Are you paying too much in property taxes?
Eilleen Sabillon
Coldwell Banker United, REALTORS®

(512) 963-6521

If you think you are paying too much in property taxes follow these five steps to challenge your assessment:

1. Decide if an appeal is worth your time. 

How much effort you decide to put into a challenge depends on the stakes. The median property tax paid in 2012, the latest available figure, was about $2,000. That’s about 1% of the roughly $200,000 median-value home. 

Say you’re able to lower your assessed value by 15% to $170,000 and therefore save 15% on your property tax. That lowers your tax bill to about $1,700, a net savings of about $300. 

In some parts of Texas, for example, where tax rates can approach 3% of a home’s value, potential savings are greater. Ditto for communities with home prices well above the U.S. median.

2. Check the data.

Make sure the information about your home is correct. review the Central Appraisal District's website. Do a propert search and review the property information such as lot size, amenities, sq footage, etc. You can go to the district office to obtain the complete record card, however, you can probably review most of the basic information on the appraisal district's website. Errors in the record card are a sound basis for a protest. 

3. Get the “comps.”

A REALTOR® like myself can provide comparable properties — “comps” in real estate jargon — that have sold, I can find comparable properties that are very similar to your own in terms of size, style, condition, and location, keep in mind that the appraisal district may come back with comps of their own. If you’re willing to pay between $350 - $600, you can hire an appraiser to give you a professional opinion of your home’s value. 

Once you identify comps, check the assessments on those properties. Most local governments maintain public databases. If the assessments on your comps are lower, you can argue yours is too high. 

4. Present your case.

Texas property tax appeals can be filed using the forms provided by the appraisal district, otherwise send a short letter to the chief appraiser at the central appraisal district stating that you are protesting your property taxes. You should indicate the basis is both assessed value over market value and equal appraisal. The deadline to file a protest is May 31, or 30 days after notice of your assessed value is mailed to you, whichever is later. Though time consuming you may protest annually to minimize your property taxes.

Journey through the Legal Avenues

  • Informal Hearing
    After filing a protest you will be notified of a date and time to attend a hearing. This meeting is conducted with a staff appraiser at the appraisal district office. It typically lasts 15-20 minutes. At its conclusion the appraiser will either indicate he cannot make an adjustment, or he will offer to settle by establishing lower assessment. In Texas, most residential property tax appeals are resolved at the informal hearing.

  • Appraisal Review Board Hearing
    This is sometimes called a formal or ARB hearing. Participants include three members of the appraisal review board, a staff appraiser from the appraisal district, a hearing clerk (at some counties) and the property owner or their agent. The property owner or his agent and the district's appraiser will separately present the evidence to support their opinions of the market value and unequal appraisal for the subject property. Afterward, the board members will announce its conclusion, which is not subject to negotiation.

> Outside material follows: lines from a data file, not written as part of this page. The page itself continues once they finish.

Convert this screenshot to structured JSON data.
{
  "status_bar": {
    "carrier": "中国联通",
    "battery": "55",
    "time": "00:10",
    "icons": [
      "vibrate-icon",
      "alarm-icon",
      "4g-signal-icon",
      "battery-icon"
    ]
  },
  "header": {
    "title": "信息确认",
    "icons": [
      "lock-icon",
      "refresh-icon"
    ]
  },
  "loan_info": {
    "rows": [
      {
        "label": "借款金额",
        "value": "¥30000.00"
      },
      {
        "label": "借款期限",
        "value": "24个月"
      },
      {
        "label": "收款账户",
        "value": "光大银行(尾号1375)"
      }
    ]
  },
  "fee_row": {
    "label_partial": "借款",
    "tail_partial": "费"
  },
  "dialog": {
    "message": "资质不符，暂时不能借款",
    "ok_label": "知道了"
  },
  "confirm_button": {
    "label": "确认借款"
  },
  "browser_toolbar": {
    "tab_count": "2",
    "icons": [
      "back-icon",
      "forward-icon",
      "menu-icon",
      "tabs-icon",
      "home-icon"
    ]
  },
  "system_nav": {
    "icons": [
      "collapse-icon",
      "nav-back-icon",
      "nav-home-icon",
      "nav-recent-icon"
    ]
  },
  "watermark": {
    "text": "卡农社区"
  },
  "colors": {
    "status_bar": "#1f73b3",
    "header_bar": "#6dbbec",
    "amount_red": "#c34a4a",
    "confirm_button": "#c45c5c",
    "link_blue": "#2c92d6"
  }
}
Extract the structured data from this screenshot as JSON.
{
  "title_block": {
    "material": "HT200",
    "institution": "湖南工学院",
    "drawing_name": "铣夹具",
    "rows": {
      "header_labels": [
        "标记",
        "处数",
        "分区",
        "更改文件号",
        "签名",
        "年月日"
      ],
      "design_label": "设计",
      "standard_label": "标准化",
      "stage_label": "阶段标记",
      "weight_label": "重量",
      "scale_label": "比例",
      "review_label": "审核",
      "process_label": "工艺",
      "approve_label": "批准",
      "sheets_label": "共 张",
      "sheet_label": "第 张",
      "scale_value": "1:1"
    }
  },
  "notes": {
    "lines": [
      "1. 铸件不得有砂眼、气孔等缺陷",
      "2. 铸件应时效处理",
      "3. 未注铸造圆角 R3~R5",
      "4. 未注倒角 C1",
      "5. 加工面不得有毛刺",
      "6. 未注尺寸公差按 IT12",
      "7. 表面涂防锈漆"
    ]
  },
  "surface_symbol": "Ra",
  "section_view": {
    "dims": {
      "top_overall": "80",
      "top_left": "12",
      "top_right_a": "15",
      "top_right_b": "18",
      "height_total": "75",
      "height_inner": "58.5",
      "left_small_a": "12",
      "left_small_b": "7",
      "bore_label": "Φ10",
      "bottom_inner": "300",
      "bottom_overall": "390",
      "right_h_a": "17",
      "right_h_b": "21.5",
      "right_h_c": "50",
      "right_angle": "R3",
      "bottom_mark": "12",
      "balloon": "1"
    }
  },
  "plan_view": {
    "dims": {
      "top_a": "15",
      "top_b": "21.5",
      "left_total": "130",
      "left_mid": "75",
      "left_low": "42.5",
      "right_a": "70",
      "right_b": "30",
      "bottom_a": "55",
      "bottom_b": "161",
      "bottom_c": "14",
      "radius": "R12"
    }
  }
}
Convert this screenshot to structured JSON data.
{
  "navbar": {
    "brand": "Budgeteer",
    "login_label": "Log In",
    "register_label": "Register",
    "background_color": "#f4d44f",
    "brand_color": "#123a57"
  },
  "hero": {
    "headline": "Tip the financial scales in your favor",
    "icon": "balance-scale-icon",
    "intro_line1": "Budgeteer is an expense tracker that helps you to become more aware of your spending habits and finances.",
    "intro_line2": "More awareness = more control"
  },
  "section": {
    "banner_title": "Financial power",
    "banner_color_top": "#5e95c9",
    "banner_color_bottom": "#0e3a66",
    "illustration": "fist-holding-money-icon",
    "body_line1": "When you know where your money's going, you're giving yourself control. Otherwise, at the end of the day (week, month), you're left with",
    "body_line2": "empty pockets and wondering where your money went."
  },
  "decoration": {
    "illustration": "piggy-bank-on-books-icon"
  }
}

However, their decision can be appealed in a Texas district court if a lawsuit is filed against the county appraisal district to further appeal the property taxes .

  • Litigation
    While the results of informal hearings are final for the tax year and cannot be appealed through a lawsuit, the results determined at the appraisal review board hearing can be appealed to district court. Before making a decision to do so, the owner should consider the amounts of any potential tax savings, legal costs and expert witness costs. In Texas, most judicial appeals of property tax assessments are successful.